Resistance Noise Scaling in a Dilute Two-Dimensional Hole System in GaAs

We have measured the resistance noise of a two-dimensional (2D) hole system in a high mobility GaAs quantum well, around the 2D metal-insulator transition (MIT) at zero magnetic field. The normalized noise power $S_R/R^2$ increases strongly when the hole density $p_s$ is decreased, increases slightly with temperature ($T$) at the largest densities, and decreases strongly with $T$ at low $p_s$. The noise scales with the resistance, $S_R/R^2\sim R^{2.4}$, as for a second order phase transition such as a percolation transition. The $p_s$ dependence of the conductivity is consistent with a critical behavior for such a transition, near a density $p^{*}$ which is lower than the observed MIT critical density $p_c$.

Figure 1

(a) $\rho$ vs $T$ for densities $p_s=(1.30$, 1.39, 1.43, 1.44, 1.48, 1.52, 1.57, 1.63, 1.74, 1.86, 1.96, 2.06, 2.16, $2.31)\times {10}^{10}{\mathrm{c}\mathrm{m}}^{-2}$ (from top to bottom).
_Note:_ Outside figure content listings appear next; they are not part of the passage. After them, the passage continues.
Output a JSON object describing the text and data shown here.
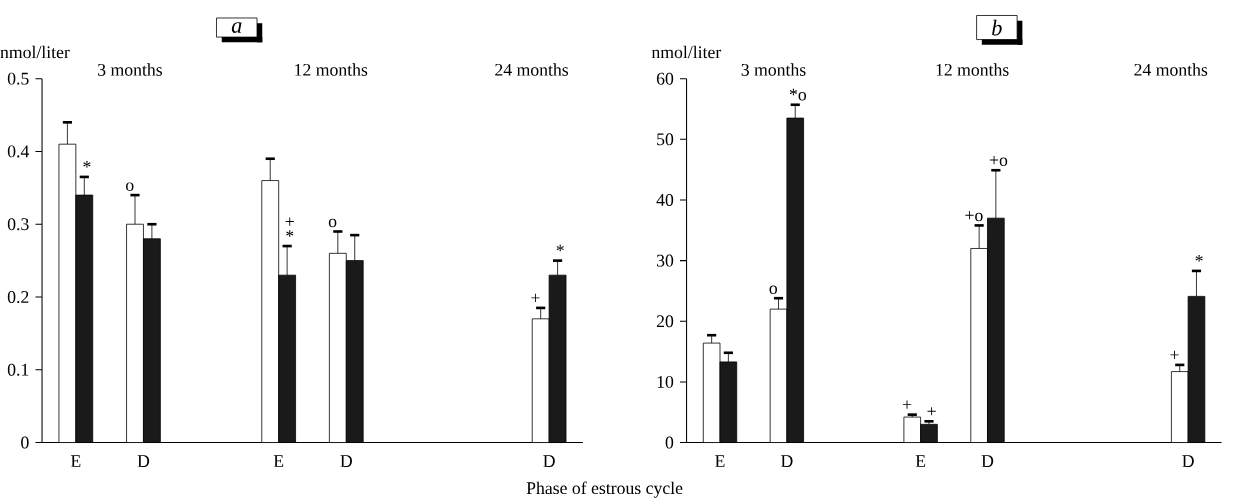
{
  "chart_data": [
    {
      "type": "bar",
      "title": "a",
      "ylabel": "nmol/liter",
      "xlabel": "Phase of estrous cycle",
      "annotations": [
        "3 months",
        "12 months",
        "24 months"
      ],
      "categories": [
        "E",
        "D",
        null,
        "E",
        "D",
        null,
        null,
        "D"
      ],
      "ylim": [
        0,
        0.5
      ],
      "yticks": [
        0,
        0.1,
        0.2,
        0.3,
        0.4,
        0.5
      ],
      "series": [
        {
          "color": "#ffffff",
          "values": [
            0.41,
            0.3,
            null,
            0.36,
            0.26,
            null,
            null,
            0.17
          ],
          "errors": [
            0.03,
            0.04,
            null,
            0.03,
            0.03,
            null,
            null,
            0.015
          ],
          "value_labels": [
            null,
            "o",
            null,
            null,
            "o",
            null,
            null,
            "+"
          ]
        },
        {
          "color": "#1a1a1a",
          "values": [
            0.34,
            0.28,
            null,
            0.23,
            0.25,
            null,
            null,
            0.23
          ],
          "errors": [
            0.025,
            0.02,
            null,
            0.04,
            0.035,
            null,
            null,
            0.02
          ],
          "value_labels": [
            "*",
            null,
            null,
            "+ *",
            null,
            null,
            null,
            "*"
          ]
        }
      ]
    },
    {
      "type": "bar",
      "title": "b",
      "ylabel": "nmol/liter",
      "annotations": [
        "3 months",
        "12 months",
        "24 months"
      ],
      "categories": [
        "E",
        "D",
        null,
        "E",
        "D",
        null,
        null,
        "D"
      ],
      "ylim": [
        0,
        60
      ],
      "yticks": [
        0,
        10,
        20,
        30,
        40,
        50,
        60
      ],
      "series": [
        {
          "color": "#ffffff",
          "values": [
            16.4,
            22.0,
            null,
            4.2,
            32.0,
            null,
            null,
            11.7
          ],
          "errors": [
            1.3,
            1.8,
            null,
            0.4,
            3.8,
            null,
            null,
            1.1
          ],
          "value_labels": [
            null,
            "o",
            null,
            "+",
            "+o",
            null,
            null,
            "+"
          ]
        },
        {
          "color": "#1a1a1a",
          "values": [
            13.3,
            53.5,
            null,
            3.0,
            37.0,
            null,
            null,
            24.1
          ],
          "errors": [
            1.5,
            2.2,
            null,
            0.5,
            7.9,
            null,
            null,
            4.2
          ],
          "value_labels": [
            null,
            "*o",
            null,
            "+",
            "+o",
            null,
            null,
            "*"
          ]
        }
      ]
    }
  ]
}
The dashed line is the $\rho (T)$ curve corresponding to the $p_s$ limit $p_c^{\prime }=1.44\times {10}^{10}{\mathrm{c}\mathrm{m}}^{-2}$, under which the activated law analysis is valid. (b) $S_V$ vs frequency at $p_s=1.75\times {10}^{10}{\mathrm{c}\mathrm{m}}^{-2}$ and $T=300\mathrm{m}\mathrm{K}$, for two currents $I=3$ and 1.5 nA. The continuous straight lines are fits of the law $A/f^{\alpha }$ with $\alpha =1.1$, and the dashed line is the fit for $I=3\mathrm{n}\mathrm{A}$ divided by 4. Inset: Schematic view of the Hall bar, showing the three voltages used in the correlation measurements.

Figure 2

(a) $S_R/R^2$ (1 Hz) vs density for six temperatures. (b) $S_R/R^2$ vs $T$, for eight densities indicated in units of ${10}^{10}{\mathrm{c}\mathrm{m}}^{-2}$. In (a) and (b), the lines are guides to the eye.

Figure 3

Normalized noise power at 1 Hz as a function of the resistance at various temperatures, and for all the densities investigated between $1.5\times {10}^{10}{\mathrm{c}\mathrm{m}}^{-2}$ and $1.78\times {10}^{10}{\mathrm{c}\mathrm{m}}^{-2}$. The line is a fit with the power law $S_R/R^2\sim R^{2.4}$.

Figure 4

(a) Conductivity vs density for three temperatures. The lines are fits with $\sigma \sim [p_s-p^{*}(T){]}^t$. (b) The same data as in (a), plotted as a function of $p_s^2$. The lines are fits with $\sigma \sim [p_s^2-p^{*}(T{)}^2{]}^t$. (c) Temperature dependence of $p^{*}$. The closed diamonds (open triangles) correspond to $\sigma \sim (p_s-p^{*}{)}^t$ [$\sigma \sim (p_s^2-p^{*2}{)}^t$]. Open circles: $p_s$ limit below which $\rho (T)$ can be fitted with an activation law $\propto \exp (T_0/T)$. At $T=0$, this corresponds to $p_s=p_c^{\prime }$. The shaded area is the domain where the activation law is valid.